The Australian Dollar recovered from its earlier losses against the Canadian Dollar on Tuesday afternoon as the price of the North American nation’s largest export commodity, Crude oil fell in value as concerns eased over global oil supplies.
The value of the commodity fell despite concerns over the geopolitical situation in the Middle East, Ukraine and in particular Libya.
Worries over a disruption to oil supplies softened after the Libyan government reached a deal with rebels who had occupied two of the nation’s largest oil terminals.
The easing of worry is likely to be short-lived however as heavy fighting between rival Libyan militias at Tripoli International Airport and battles in the eastern port city of Benghazi has raised uncertainty over plans to reopen the terminals.

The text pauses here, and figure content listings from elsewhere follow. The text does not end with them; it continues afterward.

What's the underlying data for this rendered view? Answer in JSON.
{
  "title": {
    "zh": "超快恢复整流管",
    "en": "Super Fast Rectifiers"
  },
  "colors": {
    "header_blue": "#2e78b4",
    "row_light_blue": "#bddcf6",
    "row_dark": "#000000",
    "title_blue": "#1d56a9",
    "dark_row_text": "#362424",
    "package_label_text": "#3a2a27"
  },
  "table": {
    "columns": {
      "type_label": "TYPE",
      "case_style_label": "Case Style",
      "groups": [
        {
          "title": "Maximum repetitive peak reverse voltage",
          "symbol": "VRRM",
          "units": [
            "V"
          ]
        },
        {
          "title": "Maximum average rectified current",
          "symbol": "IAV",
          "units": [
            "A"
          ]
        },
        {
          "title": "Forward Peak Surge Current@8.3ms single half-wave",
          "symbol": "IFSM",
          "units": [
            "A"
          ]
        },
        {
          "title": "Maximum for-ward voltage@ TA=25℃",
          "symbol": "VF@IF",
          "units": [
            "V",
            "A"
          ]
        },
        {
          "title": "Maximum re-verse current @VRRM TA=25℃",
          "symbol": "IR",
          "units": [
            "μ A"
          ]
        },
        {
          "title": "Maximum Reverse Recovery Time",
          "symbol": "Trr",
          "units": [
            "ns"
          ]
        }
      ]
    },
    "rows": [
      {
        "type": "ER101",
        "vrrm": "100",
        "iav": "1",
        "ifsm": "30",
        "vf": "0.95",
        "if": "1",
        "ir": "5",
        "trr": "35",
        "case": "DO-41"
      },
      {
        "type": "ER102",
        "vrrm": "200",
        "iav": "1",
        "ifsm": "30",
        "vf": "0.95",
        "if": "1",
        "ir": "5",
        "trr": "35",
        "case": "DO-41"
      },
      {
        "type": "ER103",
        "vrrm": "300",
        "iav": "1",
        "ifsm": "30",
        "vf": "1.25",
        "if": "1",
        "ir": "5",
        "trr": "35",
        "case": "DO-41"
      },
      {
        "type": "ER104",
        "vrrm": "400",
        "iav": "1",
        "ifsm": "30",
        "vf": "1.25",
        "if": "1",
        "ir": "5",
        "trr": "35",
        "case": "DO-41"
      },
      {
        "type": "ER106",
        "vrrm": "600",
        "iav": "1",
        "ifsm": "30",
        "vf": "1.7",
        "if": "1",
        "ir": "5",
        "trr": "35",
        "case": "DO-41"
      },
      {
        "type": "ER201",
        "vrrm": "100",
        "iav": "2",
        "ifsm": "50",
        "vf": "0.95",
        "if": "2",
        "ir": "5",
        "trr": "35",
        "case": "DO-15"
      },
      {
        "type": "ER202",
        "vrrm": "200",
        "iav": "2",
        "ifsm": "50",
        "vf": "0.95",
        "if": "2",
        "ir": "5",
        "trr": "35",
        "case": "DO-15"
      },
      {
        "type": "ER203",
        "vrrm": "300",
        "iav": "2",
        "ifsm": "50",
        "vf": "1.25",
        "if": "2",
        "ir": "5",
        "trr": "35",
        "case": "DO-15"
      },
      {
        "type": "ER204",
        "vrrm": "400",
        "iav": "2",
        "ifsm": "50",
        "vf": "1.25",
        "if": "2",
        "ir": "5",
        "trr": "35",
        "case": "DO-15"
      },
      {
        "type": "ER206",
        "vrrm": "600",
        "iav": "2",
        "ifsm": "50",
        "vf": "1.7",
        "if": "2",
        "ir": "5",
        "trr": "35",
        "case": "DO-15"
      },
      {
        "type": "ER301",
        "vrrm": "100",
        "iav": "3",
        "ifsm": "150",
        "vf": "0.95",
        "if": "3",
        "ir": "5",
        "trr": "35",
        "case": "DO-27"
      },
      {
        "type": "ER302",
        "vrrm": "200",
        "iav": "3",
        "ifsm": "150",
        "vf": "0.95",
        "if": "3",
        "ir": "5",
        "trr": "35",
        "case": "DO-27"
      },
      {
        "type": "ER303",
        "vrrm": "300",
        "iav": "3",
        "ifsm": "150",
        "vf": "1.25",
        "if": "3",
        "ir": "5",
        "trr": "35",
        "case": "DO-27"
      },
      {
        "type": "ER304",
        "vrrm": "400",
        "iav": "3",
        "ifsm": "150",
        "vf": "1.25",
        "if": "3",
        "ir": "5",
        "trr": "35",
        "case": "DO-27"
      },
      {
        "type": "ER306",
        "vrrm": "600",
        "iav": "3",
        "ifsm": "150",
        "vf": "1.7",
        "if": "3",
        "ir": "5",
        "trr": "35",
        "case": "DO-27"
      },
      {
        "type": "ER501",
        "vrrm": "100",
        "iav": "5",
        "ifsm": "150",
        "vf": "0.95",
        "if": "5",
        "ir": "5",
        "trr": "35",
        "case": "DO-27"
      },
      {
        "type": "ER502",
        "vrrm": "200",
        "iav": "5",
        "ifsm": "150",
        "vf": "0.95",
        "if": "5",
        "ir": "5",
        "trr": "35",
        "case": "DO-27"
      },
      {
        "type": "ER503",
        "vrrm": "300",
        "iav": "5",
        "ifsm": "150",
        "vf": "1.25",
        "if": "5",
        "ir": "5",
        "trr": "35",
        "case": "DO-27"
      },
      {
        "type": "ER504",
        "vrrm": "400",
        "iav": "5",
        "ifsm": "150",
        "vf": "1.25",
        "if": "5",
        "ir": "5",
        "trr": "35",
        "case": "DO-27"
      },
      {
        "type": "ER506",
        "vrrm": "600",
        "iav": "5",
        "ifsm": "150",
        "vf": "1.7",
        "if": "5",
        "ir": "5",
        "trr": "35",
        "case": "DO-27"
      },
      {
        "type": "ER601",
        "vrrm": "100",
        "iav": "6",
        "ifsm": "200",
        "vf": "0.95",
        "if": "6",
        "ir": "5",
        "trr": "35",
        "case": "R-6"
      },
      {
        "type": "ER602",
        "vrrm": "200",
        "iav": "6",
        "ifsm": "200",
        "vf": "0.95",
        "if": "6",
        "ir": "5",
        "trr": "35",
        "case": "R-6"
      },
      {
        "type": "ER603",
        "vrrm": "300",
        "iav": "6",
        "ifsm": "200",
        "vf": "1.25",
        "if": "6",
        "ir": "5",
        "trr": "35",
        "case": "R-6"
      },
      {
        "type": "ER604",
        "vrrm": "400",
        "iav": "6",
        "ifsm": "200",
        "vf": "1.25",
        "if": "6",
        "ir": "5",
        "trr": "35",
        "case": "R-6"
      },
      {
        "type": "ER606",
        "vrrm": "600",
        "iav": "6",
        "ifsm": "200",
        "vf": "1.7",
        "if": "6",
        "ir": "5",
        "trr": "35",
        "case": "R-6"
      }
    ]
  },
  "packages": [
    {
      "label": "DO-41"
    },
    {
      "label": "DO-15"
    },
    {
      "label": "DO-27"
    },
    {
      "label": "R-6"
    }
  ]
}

If they are opened then an extra 500,000 barrels of the commodity will enter the market per day.
The ‘Loonie’ is also under pressure ahead of Wednesday’s Bank of Canada interest rate decision.
The Central Bank is widely forecast to leave interest rates unchanged at 1%, the level it has remained at for the past four years.
The currency could weaken if the bank’s policy makers attempt to talk down the currency.
‘The BoC risk is that Governor Poloz strikes a cautious tone, highlighting that a strong currency risks weighing on important economic fundamentals’ said Camilla Sutton, the chief Forex strategist at Scotiabank’s global banking and markets operations.
The Australian Dollar meanwhile remains softer against the US Dollar and weaker against the British Pound after the Reserve Bank of Australia left interest rates on hold at 2.5% and as some policy makers talked down the currency.
Wednesday could see the ‘Aussie’ recover its lost ground if the latest GDP data out of China, Australia’s largest trading partner comes in strongly.
Industrial production and retail sales data are also due out of the world’s second largest economy.